Senior Home Equity Reaches $14 Trillion

National Reverse Mortgage Lenders Association and RiskSpan release quarterly report
Older homeowners have amassed more home equity than ever before, thanks to just the right balance of factors occuring simultaneously.
Homeowners ages 62 and older saw their housing wealth increase by $600 billion in the first quarter of 2024, reaching $14 trillion, according to the latest quarterly release of the National Reverse Mortgage Lenders Association (NRMLA)/RiskSpan Reverse Mortgage Market Index.

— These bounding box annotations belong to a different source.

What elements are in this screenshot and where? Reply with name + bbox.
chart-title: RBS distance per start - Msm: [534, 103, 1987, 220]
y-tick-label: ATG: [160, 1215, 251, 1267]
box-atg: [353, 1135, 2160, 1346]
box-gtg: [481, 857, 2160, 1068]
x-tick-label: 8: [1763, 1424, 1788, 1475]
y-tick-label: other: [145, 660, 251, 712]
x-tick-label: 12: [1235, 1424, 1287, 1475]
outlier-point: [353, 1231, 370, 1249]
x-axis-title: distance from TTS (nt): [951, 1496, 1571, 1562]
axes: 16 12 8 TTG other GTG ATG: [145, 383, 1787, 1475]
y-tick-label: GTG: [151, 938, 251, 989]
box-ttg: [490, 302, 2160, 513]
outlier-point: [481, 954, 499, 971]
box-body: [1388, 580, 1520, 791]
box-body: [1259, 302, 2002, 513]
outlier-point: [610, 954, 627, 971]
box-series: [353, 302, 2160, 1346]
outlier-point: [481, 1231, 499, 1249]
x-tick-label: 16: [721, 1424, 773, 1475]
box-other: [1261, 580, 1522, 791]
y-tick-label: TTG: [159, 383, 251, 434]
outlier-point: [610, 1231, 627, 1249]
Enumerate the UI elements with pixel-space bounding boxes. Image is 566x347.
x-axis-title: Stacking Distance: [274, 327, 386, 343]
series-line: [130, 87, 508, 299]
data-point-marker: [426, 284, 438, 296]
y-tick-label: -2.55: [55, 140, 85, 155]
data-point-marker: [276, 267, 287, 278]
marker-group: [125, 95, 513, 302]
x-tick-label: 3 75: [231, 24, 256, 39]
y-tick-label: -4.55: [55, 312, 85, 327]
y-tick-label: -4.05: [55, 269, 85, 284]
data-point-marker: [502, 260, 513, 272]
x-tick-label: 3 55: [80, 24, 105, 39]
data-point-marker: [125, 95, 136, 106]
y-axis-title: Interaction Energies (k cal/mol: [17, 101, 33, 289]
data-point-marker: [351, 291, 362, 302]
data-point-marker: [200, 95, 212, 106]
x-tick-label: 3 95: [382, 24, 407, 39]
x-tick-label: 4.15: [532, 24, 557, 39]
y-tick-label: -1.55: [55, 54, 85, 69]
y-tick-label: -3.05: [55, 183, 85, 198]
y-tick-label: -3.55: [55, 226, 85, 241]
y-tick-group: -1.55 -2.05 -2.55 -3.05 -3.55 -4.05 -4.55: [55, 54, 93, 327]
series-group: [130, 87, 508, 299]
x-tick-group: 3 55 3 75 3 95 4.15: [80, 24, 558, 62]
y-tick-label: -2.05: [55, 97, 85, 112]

“Senior home equity levels reached $14 trillion for the first time, which is an impressive milestone,” NRMLA President Steve Irwin said in a statement. “Housing wealth represents a critical, yet underutilized resource, that can provide greater financial security for America’s aging population.”
The report attributed the growth in senior home equity in part to an estimated 3.97% ($624.6 billion) increase in senior home values – offset by a 0.89% ($20.9 billion) increase in senior-held mortgage debt.
“Increasing house prices drove the index’s upward trend, mitigated to some extent by a corresponding modest increase in mortgage debt held by seniors,” it read.
U.S. mortgage borrowers of all ages saw their home equity increase 8% to a net total of $17.6 trillion in Q2 2024, according to another report from CoreLogic. That accounts for an average $25,000 increase in equity year-over-year.
A reverse mortgage can be a retirement planning tool for homeowners ages 62 and older. Those who qualify (in some states, the minimum age of eligibility is 55) can make improvements to their homes with equity they’ve built up. The goal for many older homeowners is to age in place, without burdening loved ones with any financial obligation upon their passing.